Clinical and neuropathological findings are reported on a 48-year-old man who developed progressive bulbar palsy, muscle atrophy of four extremities, and hyperreflexia. Duration of the illness was about 19 months. Moderate personality changes were observed during his hospitalization. Neuropathological examination revealed the presence of an ALS: severe loss of the large motoneurons in the spinal anterior horns, and degeneration of the corticospinal tract, more prominent on the left side. The hypoglossal, the facial, and the motor trigeminal nuclei were also involved, but the oculomotor, the trochlear and the abducens nuclei were well preserved. There was bilateral, but more pronounced on the right, atrophy of the temporal poles consistent with the lesions of the temporal types of Pick's disease.
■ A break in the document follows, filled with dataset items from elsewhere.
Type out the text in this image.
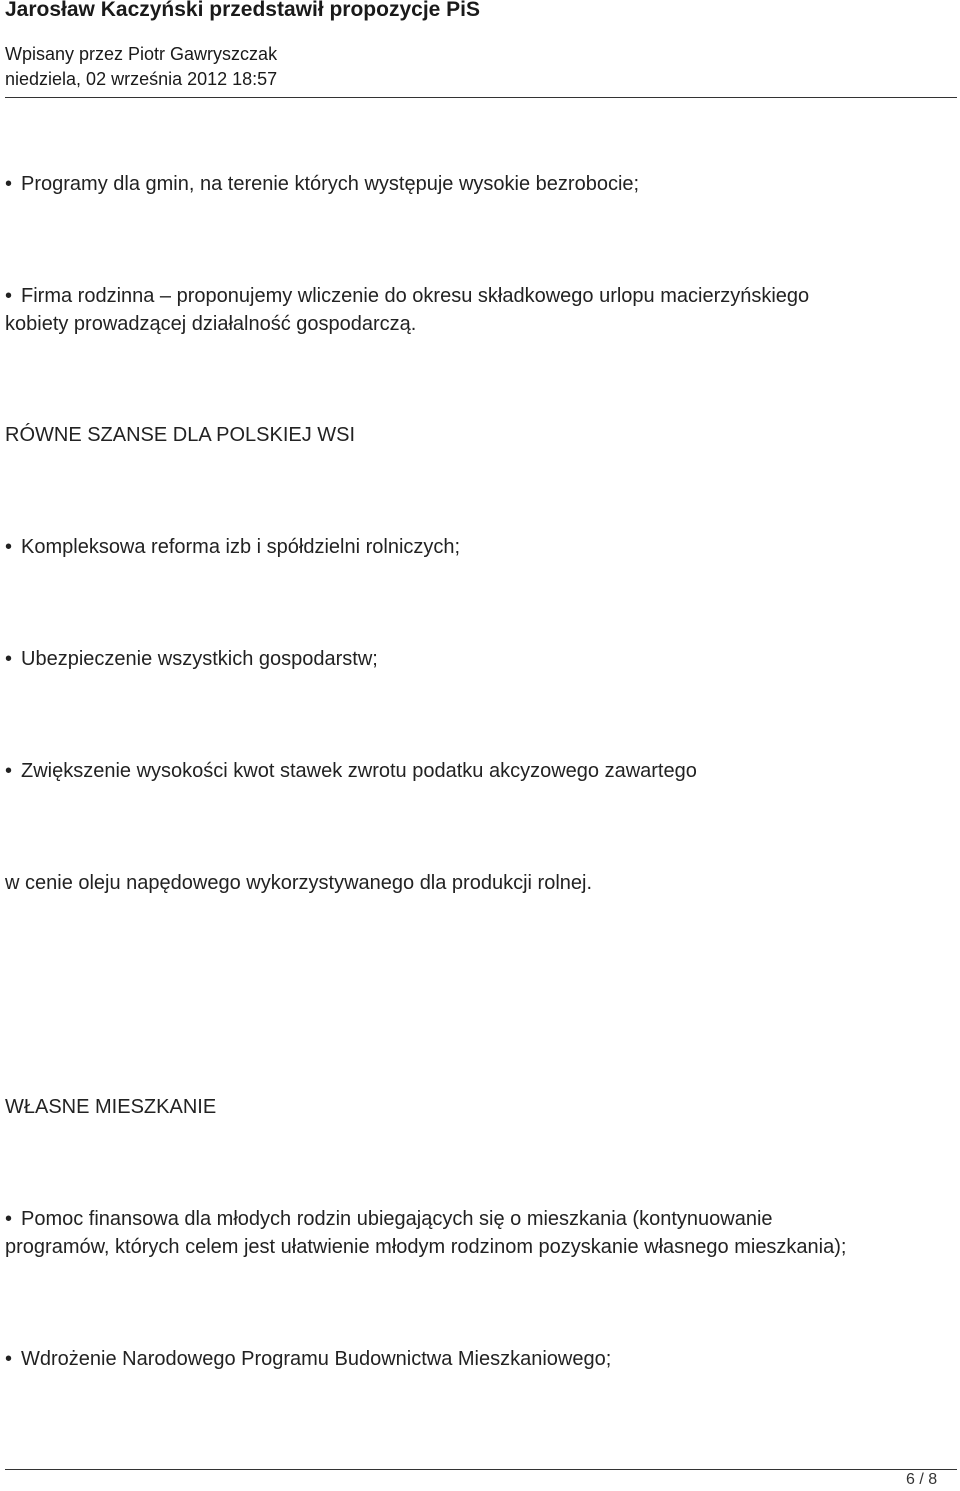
Jarosław Kaczyński przedstawił propozycje PiS
Wpisany przez Piotr Gawryszczak
niedziela, 02 września 2012 18:57
• Programy dla gmin, na terenie których występuje wysokie bezrobocie;
• Firma rodzinna – proponujemy wliczenie do okresu składkowego urlopu macierzyńskiego
kobiety prowadzącej działalność gospodarczą.
RÓWNE SZANSE DLA POLSKIEJ WSI
• Kompleksowa reforma izb i spółdzielni rolniczych;
• Ubezpieczenie wszystkich gospodarstw;
• Zwiększenie wysokości kwot stawek zwrotu podatku akcyzowego zawartego
w cenie oleju napędowego wykorzystywanego dla produkcji rolnej.
WŁASNE MIESZKANIE
• Pomoc finansowa dla młodych rodzin ubiegających się o mieszkania (kontynuowanie
programów, których celem jest ułatwienie młodym rodzinom pozyskanie własnego mieszkania);
• Wdrożenie Narodowego Programu Budownictwa Mieszkaniowego;
6 / 8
This case indicates the simultaneous occurrence of degenerative diseases of the CNS, and the correspondence of laterality between the temporal lobe and the spinal cord may suggest a common etiology of these two types of disease processes.
报告了一名48岁男性的临床和神经病理学检查结果,该患者出现进行性延髓麻痹、四肢肌肉萎缩和反射亢进。病程约19个月。住院期间观察到中度人格改变。神经病理学检查显示存在肌萎缩侧索硬化:脊髓前角大型运动神经元严重缺失,皮质脊髓束变性,左侧更明显。舌下神经核、面神经核和运动三叉神经核也受累,但动眼神经核、滑车神经核和展神经核保存完好。双侧颞极萎缩,但右侧更明显,与Pick病颞叶型病变一致。该病例表明中枢神经系统退行性疾病同时发生,颞叶和脊髓之间的偏侧性对应可能提示这两种疾病过程有共同的病因。